A variety of data packages get dropped in my lap from time to time, an excerpt from the latest:

First, we got the existing home sales data for February and they edged down again, by 0.6% MoM, and “no” — it was not due to the blizzards (sales actually rose in the Northeast and Midwest). Also keep in mind that these are closings — so no reason why they should have been impacted by the weather at all.
This is a new downward trend in sales turnover because it was the third decline in a row and we are now all the way back to the depressed levels of June 2009, at just over five million units annualized. Without the tax credits, which expire at the end of April (we shall see about that — Arnold is already moving to extend the goodies in the Golden State) we would have seen an even weaker figure because first-time homebuyers made up 42% of the sales tally last month. Repeat buyers are hibernating, comprising 39% of the sales pace, down from 43% in January.
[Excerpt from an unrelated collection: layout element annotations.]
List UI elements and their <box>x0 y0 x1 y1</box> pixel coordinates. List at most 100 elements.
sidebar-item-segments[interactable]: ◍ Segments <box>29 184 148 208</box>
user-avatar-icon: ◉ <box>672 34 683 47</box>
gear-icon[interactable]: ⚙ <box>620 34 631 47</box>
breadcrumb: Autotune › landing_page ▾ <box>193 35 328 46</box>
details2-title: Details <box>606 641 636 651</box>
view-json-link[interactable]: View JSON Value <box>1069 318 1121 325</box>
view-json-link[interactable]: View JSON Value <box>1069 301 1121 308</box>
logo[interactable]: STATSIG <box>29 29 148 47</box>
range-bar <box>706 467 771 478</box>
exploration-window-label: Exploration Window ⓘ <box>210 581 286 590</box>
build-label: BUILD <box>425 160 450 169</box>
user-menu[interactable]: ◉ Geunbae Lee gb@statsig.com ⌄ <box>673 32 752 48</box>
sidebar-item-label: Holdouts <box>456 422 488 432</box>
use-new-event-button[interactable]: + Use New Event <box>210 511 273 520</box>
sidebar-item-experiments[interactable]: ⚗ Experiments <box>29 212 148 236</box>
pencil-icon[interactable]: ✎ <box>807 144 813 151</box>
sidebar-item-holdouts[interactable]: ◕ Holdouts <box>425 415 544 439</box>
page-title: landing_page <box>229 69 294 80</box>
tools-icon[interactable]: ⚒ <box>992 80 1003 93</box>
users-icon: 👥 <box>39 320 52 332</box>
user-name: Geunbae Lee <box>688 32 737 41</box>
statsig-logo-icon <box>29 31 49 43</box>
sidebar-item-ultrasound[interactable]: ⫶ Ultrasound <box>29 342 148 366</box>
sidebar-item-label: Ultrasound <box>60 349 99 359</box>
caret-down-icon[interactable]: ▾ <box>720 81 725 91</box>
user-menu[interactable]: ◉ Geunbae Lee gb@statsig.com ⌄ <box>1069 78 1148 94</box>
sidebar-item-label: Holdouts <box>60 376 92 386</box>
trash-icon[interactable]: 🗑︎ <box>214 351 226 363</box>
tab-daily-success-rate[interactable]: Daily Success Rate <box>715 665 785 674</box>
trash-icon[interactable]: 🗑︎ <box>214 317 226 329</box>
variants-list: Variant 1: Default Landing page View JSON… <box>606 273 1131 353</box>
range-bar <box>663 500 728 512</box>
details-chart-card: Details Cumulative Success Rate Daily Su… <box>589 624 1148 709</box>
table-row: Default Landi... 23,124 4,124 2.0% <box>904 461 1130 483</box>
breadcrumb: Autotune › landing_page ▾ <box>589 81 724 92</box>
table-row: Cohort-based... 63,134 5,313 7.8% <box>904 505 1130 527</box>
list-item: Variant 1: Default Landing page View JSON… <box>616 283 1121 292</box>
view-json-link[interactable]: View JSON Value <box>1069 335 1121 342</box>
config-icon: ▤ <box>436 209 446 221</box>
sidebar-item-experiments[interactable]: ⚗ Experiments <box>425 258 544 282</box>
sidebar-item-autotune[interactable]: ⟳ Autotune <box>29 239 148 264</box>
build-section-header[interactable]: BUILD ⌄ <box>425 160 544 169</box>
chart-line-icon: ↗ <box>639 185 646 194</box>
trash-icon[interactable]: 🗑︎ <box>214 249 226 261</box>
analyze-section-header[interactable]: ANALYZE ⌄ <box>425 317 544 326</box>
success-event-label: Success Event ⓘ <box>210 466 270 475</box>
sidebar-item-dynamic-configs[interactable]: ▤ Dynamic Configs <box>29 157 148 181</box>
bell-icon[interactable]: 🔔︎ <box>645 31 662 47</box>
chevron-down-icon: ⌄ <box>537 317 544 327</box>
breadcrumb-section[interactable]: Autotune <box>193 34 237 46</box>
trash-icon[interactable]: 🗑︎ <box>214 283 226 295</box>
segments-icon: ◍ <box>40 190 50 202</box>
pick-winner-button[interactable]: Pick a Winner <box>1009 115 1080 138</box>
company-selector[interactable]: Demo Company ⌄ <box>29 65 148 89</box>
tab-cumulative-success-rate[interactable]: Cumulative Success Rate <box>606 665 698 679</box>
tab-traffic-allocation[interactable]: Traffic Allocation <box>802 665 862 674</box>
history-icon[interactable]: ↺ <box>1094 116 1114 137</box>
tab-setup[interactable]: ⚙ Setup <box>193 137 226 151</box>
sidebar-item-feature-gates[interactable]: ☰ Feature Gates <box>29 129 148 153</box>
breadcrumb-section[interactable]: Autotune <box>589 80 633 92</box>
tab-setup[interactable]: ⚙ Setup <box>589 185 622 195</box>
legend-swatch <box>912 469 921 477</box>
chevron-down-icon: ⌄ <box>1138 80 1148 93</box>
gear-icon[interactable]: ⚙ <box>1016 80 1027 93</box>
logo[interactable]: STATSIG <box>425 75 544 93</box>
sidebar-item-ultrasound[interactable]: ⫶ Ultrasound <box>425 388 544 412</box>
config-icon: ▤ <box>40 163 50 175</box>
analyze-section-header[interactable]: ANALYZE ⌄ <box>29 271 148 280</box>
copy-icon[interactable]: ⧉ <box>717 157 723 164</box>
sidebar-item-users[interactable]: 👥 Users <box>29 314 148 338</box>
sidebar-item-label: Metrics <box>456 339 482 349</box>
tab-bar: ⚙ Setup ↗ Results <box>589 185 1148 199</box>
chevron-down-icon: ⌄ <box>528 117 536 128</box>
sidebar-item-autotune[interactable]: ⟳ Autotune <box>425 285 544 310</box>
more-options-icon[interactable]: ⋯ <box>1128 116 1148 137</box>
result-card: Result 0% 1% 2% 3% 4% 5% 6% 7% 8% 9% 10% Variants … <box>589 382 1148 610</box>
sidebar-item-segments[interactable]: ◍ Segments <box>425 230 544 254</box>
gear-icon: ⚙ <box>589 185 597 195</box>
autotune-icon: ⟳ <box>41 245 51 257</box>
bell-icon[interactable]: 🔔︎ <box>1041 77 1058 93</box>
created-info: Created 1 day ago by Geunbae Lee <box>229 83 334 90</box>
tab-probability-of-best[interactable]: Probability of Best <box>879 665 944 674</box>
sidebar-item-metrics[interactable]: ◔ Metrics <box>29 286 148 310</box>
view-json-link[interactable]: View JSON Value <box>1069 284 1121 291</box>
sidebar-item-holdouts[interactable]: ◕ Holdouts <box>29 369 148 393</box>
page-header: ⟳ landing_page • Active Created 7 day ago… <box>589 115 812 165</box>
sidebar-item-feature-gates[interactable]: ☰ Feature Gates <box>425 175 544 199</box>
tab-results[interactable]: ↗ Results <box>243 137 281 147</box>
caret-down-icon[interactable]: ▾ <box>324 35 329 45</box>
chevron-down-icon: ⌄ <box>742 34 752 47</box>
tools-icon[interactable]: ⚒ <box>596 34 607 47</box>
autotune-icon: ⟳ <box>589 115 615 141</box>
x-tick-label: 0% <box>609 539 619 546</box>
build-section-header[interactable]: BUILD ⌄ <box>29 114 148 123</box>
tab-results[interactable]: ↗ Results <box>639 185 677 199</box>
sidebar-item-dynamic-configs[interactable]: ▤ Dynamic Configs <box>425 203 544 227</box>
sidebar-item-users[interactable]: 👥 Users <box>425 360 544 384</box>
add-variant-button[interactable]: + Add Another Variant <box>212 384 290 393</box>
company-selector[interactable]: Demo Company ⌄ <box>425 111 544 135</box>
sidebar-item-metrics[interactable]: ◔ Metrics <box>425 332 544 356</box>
What was truly disturbing were the inventory data — listings up almost 10% to their highest level since last September — taking the backlog to a six-month high of 8.6 months’ supply (from 7.8 in January), which is materially above the 5-6 months that generally characterizes a balanced market.
We are back to a classic buyers’ market, which means that we are in for another round of residential real estate price deflation. Indeed, average resale prices dropped 0.8% last month and are down in seven of the past eight months — the Case-Shiller home price index is probably not too far behind (recall that the FHFA house price index has declined in each of the past two months).

The bottom line is that the U.S. housing market is still in a mess fully three years after the collapse. If government policies worked, then it is hardly evident — perhaps at best cushioning the blow but not preventing it from happening. Consider the following:
  1. The slide in housing has shaved $7 trillion from national residential real estate wealth since the third quarter of 2006.
  2. There are an estimated 5 million Americans still in the foreclosure process.
  3. There are still 11.3 million homeowners who are “upside down” on their mortgage. The average “under water” mortgage borrower is in the hole to the tune of $70,700 (see front page article of the USA Today) in Q4, up from $69,700 in Q3.
  4. The unsold housing inventory, when accurately measured, is close to 21 months’ supply. There are over 18 million residential housing units sitting empty right now across the country, and the areas under the most severe pressure are Nevada, Arizona, Florida, Michigan and California (“only” 25% of the country).
We are not the only ones who see the prospect of another leg down in home prices. The banks seem to have given up any hope that we would see a rebound at any time on the horizon, which explains for example why it is that BoA is now more fully engaged in principal writedowns and expect to see other lenders follow suit. It is the right thing to do. It will speed up the process of price discovery at the expense of revealing just how much more downward price pressure there is going to be in the market for residential real estate.
Never before have new home sales gone on to make a new cycle low after a recession ends — until now. In fact, in practically every other cycle, housing is the first sector to bottom and lead the economy out of the downturn. This time around, it has been the federal government — bailouts and repeated stimulus — and a production bounce as inventories get realigned with a sales environment that may be weak but never went into the abyss.
That said, without the traditional credit-sensitive sectors leading the economy into the upturn, as has traditionally been the case, then it is hard to believe we are going to see a sustainable recovery. Already we are seeing capital spending slowdown as companies opt for cash and liquidity as opposed to new investments and the export story is going to grow old very soon with Europe moving back into recession and equity markets in Asia pointing to a moderation in growth there as well. Not to mention what the stronger U.S. dollar is going to do in terms of a competitive roadblock for U.S. producers.
The full kit here: March 25 data pack
Like today’s Yahoo story that echoed the same ideas, the view from the ivory tower is ominous – but on the ground the market is hot as a pistol!